A tragic love story, constructed on the foundation of, “heal the planet for a better future for all of us”, “Transcendence” gives an insight of what would happen to the primitive organic life or “the soul after death”. In other words, it is the scientific and technological interpretation of life after death.
Seriously, bordering on ethical issues, this futuristic science-fiction film is laced with romance and political nuances. It is thought-provoking and at the same time a daunting film, suggesting that the internet and technology have irrevocably transformed our relationship with reality in ways, we have only begun to understand.
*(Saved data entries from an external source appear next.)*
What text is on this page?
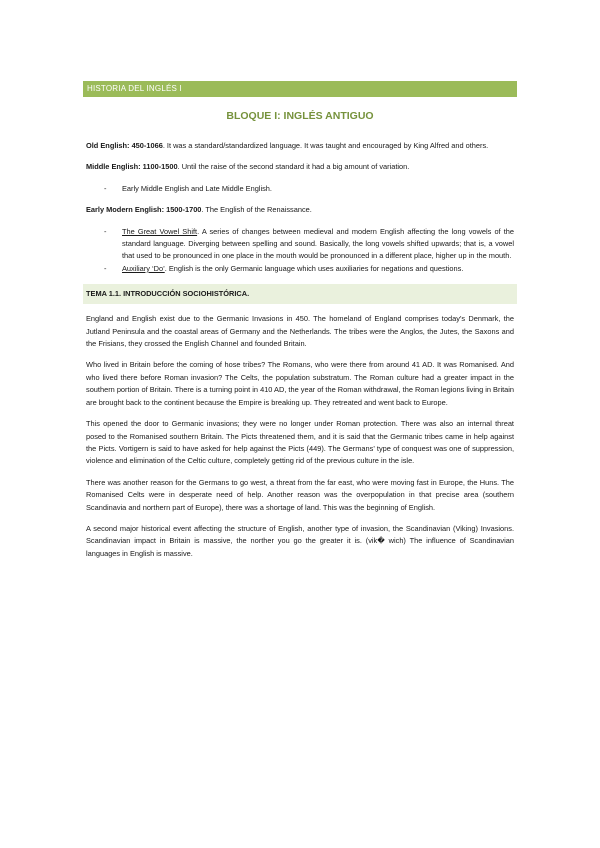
HISTORIA DEL INGLÉS I
BLOQUE I: INGLÉS ANTIGUO

Old English: 450-1066. It was a standard/standardized language. It was taught and encouraged by King Alfred and others.

Middle English: 1100-1500. Until the raise of the second standard it had a big amount of variation.

- Early Middle English and Late Middle English.

Early Modern English: 1500-1700. The English of the Renaissance.

- The Great Vowel Shift. A series of changes between medieval and modern English affecting the long vowels of the standard language. Diverging between spelling and sound. Basically, the long vowels shifted upwards; that is, a vowel that used to be pronounced in one place in the mouth would be pronounced in a different place, higher up in the mouth.
- Auxiliary ‘Do’. English is the only Germanic language which uses auxiliaries for negations and questions.
TEMA 1.1. INTRODUCCIÓN SOCIOHISTÓRICA.

England and English exist due to the Germanic Invasions in 450. The homeland of England comprises today’s Denmark, the Jutland Peninsula and the coastal areas of Germany and the Netherlands. The tribes were the Anglos, the Jutes, the Saxons and the Frisians, they crossed the English Channel and founded Britain.

Who lived in Britain before the coming of hose tribes? The Romans, who were there from around 41 AD. It was Romanised. And who lived there before Roman invasion? The Celts, the population substratum. The Roman culture had a greater impact in the southern portion of Britain. There is a turning point in 410 AD, the year of the Roman withdrawal, the Roman legions living in Britain are brought back to the continent because the Empire is breaking up. They retreated and went back to Europe.

This opened the door to Germanic invasions; they were no longer under Roman protection. There was also an internal threat posed to the Romanised southern Britain. The Picts threatened them, and it is said that the Germanic tribes came in help against the Picts. Vortigern is said to have asked for help against the Picts (449). The Germans’ type of conquest was one of suppression, violence and elimination of the Celtic culture, completely getting rid of the previous culture in the isle.

There was another reason for the Germans to go west, a threat from the far east, who were moving fast in Europe, the Huns. The Romanised Celts were in desperate need of help. Another reason was the overpopulation in that precise area (southern Scandinavia and northern part of Europe), there was a shortage of land. This was the beginning of English.

A second major historical event affecting the structure of English, another type of invasion, the Scandinavian (Viking) Invasions. Scandinavian impact in Britain is massive, the norther you go the greater it is. (vik� wich) The influence of Scandinavian languages in English is massive.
The plot, in a Silicon Valley scenario, portrays a successful, experimental scientist Will Caster (Johnny Depp) who works alongside with his wife and colleague Evelyn (Rebecca Hall). They delve on Neuro Engineering for the possibilities of transferring intelligence to the digital realm. This they do in order to create a “super-intelligent computer” that would possess the combined intelligence of all the people who have ever lived on Earth. It is like, “Create God, your own God!”
This proclamation is not taken kindly by an anti-technology outfit called RIFT- Revolutionary Independence from Technology, which is led by Bree (Kate Mara).
This extremist faction attacks the scientists and their labs. Will Caster is seriously injured by a poisonous dart and is on his deathbed.
So, he begs his wife to upload his consciousness on his newly invented machine PINN (Physically Independent Neural Network.)
Desperate to keep him around, Evelyn obliges and manages to transplant his consciousness to the network – “cloud”, moments before his death.
But when the late Caster’s voice emanates from a hard drive, Evelyn’s colleagues are wary of the situation wondering if it is really her dead husband, or just a digital representation of him.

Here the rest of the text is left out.